Article Preview
Top1. Introduction
The massive adoption of web-based social media for the daily activity of e-commerce users, from customers to marketing departments, is attracting more and more the attention of Business Intelligence (BI) companies. So far BI has been confined to corporate data, with little attention to external data. Capturing external data for contextualizing data analysis operations is a time-consuming and complex task that, however, would bring large benefits to current BI environments (Pérez et al., 2008a). The main external contexts for e-commerce applications are the Voice of the Customer (VoC) and the Voice of the Market (VoM) forums. The former regards the customer opinions about the products and services offered by a company, and the latter comprises all the information related to the target market that can affect the company business. Listening to the VoM allows setting the strategic direction of a business based on in depth consumer insights, whereas listening to the VoC helps to identify better ways of targeting and retaining customers. As pointed out by Reidenbach (2009), both perspectives are important to build long-term competitive advantage.
The traditional scenario for performing BI tasks has dramatically changed with the consolidation of the Web 2.0, and the proliferation of opinion feeds, blogs, and social networks. Nowadays, we are able to listen to the VoM and VoC directly from these new social spaces thanks to the burst of automatic methods for performing sentiment analysis over them (Liu, 2012). These methods directly deal with the posted texts to identify global assessments (i.e., reputation) over target items, to detect the subject of the opinion (i.e., aspects) and its orientation (i.e., polarity). From now on, we will consider as social data the collective information produced by customers and consumers as they actively participate in online social activities, and we will refer to all the data elements extracted from social data by means of sentiment analysis tools as sentiment data.

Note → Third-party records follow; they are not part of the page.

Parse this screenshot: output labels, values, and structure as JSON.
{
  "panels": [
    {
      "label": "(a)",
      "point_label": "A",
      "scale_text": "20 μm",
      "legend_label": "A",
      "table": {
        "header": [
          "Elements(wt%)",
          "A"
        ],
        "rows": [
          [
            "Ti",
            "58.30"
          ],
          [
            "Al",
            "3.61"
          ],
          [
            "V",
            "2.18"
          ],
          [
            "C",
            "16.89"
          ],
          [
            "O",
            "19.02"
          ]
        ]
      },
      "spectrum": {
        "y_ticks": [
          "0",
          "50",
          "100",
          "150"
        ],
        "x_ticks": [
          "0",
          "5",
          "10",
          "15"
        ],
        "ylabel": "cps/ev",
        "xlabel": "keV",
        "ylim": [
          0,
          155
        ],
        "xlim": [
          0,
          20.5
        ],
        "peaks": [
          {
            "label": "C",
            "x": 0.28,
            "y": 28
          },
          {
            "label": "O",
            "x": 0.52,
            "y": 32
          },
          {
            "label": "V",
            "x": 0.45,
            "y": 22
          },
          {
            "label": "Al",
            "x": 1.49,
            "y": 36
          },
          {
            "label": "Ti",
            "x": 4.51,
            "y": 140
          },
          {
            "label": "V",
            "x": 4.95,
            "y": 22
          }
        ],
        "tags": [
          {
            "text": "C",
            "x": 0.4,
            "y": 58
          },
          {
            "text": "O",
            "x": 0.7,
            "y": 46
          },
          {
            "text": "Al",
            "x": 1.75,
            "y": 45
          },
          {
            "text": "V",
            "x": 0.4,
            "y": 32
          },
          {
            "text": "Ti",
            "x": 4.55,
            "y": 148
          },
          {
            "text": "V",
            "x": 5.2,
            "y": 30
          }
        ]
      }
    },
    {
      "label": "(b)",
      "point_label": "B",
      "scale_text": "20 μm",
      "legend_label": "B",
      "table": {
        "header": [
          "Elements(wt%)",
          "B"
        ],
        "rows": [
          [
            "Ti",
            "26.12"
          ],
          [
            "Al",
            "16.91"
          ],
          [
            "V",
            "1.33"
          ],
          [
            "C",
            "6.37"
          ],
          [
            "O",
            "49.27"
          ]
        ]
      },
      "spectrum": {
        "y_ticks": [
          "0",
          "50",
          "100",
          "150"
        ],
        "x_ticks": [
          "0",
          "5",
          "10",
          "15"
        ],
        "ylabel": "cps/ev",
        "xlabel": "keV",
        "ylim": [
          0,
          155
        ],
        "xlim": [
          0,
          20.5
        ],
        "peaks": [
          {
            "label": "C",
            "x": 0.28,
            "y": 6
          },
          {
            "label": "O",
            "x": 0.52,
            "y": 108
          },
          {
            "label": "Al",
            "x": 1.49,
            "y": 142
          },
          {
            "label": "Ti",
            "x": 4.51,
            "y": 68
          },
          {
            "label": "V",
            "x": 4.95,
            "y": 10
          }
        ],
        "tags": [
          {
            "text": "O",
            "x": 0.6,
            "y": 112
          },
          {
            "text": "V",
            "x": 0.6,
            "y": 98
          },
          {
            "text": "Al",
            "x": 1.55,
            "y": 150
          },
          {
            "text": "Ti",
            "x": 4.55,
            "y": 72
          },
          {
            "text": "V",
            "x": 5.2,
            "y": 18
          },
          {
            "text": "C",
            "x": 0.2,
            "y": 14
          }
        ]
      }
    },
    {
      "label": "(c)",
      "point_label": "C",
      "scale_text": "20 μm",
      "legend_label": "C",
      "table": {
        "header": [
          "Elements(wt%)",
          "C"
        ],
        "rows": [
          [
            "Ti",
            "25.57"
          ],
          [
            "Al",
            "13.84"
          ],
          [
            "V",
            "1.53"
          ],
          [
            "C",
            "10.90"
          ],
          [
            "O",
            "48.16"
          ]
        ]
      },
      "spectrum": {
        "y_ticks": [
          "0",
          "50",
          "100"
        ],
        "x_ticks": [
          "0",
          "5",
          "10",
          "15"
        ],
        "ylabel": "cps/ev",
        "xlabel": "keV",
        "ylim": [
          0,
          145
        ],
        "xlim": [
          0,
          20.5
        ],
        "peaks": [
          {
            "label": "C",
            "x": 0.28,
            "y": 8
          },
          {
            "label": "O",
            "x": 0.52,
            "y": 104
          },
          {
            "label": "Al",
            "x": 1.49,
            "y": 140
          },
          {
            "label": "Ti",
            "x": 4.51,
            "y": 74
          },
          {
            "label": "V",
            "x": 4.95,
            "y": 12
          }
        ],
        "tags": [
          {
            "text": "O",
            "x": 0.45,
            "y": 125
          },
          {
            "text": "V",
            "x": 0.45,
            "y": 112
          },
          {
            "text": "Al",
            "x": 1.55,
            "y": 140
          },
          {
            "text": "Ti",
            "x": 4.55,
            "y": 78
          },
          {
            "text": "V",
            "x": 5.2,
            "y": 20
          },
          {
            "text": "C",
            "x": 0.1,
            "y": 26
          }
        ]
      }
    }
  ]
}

A good number of commercial tools have recently appeared in the market for listening and analyzing social media and product review forums, for example Salesforce Radian6 (http://synthesio.com), to mention just a few. Unfortunately, these commercial tools aim to provide customized reports for end-users, and sentiment data on which these reports rely on are not publicly available (indeed this is the key of their business). Consequently, critical aspects such as the quality and reliability of the delivered data cannot be contrasted nor validated by the analysts. This fact contrasts with the high quality that BI requires for corporate data in order to make reliable decisions.
Figure 1.
BI contexts and their relation to the Web 3.0 data infrastructure
Apart from the sentiment analysis approaches, there is also a great interest on publishing strategic data for BI tasks within the Linked Open Data (LOD) cloud (Heath & Bizer, 2011). The Web 3.0 and LOD are about publishing data identified and linked to each other through a Unique Resource Identifier (URI), and providing data with well-defined semantics to allow users and machines to rightly interpret them. Projects like Schema.org are allowing the massive publication of product offers as micro-data, as well as specific vocabularies for e-commerce applications. Unfortunately, nowadays there is no open data infrastructure that allows users and applications to directly perform analysis tasks over huge amounts of published opinions in the Web.